A separate review of CalGEM’s injection well permitting process being conducted by experts at the Lawrence Livermore National Laboratory is expected to deliver its findings in “a matter of months.”
 

Potential ban in the works

Meanwhile, a bill introduced in the state Senate in February would lead to a complete ban on injection-based oil and gas production, including hydrofracturing and cyclic steam by 2027, and waterflooding and steamflooding by 2035. The legislation would also institute a 2,500-foot “health protection zone” between wells and homes, schools and other facilities, a long sought-after goal of environmental justice advocates.

One of its sponsors, State Sen. Scott Wiener, said the impact of injection wells on water tables was “certainly one” of the impacts he was concerned with.

“We know there have been a number of studies showing that oil extraction, particularly these harsh varieties, have real health impacts on surrounding communities — we know oil extraction usually happens in lower class and working class communities, communities of color, and they cause serious health impacts in addition to having impacts on air and water.”

But Wiener noted the bill would not ban the practice of underground produced water disposal — which could be a major culprit of groundwater pollution by oil and gas activities.

From 2008 to 2018, the industry produced 1.3 trillion gallons of water in California via oil and gas extraction; as of the second quarter of 2017, 81% of produced water was injected back underground, according to a report from the environmental group Earthworks.
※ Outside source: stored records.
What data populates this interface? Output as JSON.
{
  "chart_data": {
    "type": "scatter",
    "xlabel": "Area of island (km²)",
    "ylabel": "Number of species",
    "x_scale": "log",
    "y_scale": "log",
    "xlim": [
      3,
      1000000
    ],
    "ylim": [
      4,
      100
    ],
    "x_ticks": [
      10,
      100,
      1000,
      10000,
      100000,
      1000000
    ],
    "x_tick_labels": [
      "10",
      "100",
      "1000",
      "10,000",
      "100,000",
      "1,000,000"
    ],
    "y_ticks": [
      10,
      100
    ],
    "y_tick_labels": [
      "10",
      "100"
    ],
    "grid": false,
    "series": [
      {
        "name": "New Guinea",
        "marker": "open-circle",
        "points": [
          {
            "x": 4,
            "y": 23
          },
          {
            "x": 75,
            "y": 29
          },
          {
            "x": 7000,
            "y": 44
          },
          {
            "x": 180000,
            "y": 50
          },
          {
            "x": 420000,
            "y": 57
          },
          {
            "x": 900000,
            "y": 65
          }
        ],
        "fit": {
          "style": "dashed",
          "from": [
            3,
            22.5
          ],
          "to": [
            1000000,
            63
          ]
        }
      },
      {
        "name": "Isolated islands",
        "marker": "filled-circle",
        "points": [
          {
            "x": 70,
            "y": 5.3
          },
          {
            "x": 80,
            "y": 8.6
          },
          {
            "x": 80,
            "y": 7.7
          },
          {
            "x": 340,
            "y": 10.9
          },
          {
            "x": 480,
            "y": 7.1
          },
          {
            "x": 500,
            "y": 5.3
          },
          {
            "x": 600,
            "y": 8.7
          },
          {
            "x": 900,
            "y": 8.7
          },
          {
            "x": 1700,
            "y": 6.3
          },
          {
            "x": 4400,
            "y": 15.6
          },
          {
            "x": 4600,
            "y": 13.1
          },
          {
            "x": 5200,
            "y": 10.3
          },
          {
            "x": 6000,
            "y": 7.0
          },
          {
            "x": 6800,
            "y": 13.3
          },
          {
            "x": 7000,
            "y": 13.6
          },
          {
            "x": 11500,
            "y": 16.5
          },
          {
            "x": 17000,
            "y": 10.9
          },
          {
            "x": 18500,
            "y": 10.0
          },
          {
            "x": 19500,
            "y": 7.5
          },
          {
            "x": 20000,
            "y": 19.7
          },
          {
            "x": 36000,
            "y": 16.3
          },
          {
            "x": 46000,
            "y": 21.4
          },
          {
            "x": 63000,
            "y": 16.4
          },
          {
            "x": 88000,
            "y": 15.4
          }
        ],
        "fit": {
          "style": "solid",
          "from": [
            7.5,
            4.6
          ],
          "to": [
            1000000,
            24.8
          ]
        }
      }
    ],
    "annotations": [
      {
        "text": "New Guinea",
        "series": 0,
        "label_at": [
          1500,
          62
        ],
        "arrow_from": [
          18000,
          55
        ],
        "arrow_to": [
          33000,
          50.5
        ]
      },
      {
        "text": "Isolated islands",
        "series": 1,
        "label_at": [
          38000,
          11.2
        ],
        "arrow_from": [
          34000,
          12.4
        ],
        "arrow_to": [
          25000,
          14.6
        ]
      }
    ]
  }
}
According to Pulupa, the Central Valley water board director, injecting produced water may pose less of a threat to groundwater supplies than other methods, such as disposing of it inunlined pits, but its full impact is still murky and presents risks.

“If you dispose enough of the produced water, it might migrate toward the valley floor, which is not a drinking water supply as of now, but certainly is water used for agricultural purposes,” Pulupa said.

Roper, the CalGEM spokesperson, said the agency is in discussions with the state water board to design a truncated environmental review process for new injection wells that have typically not been subject to them because they’re part of so-called non-expansion projects.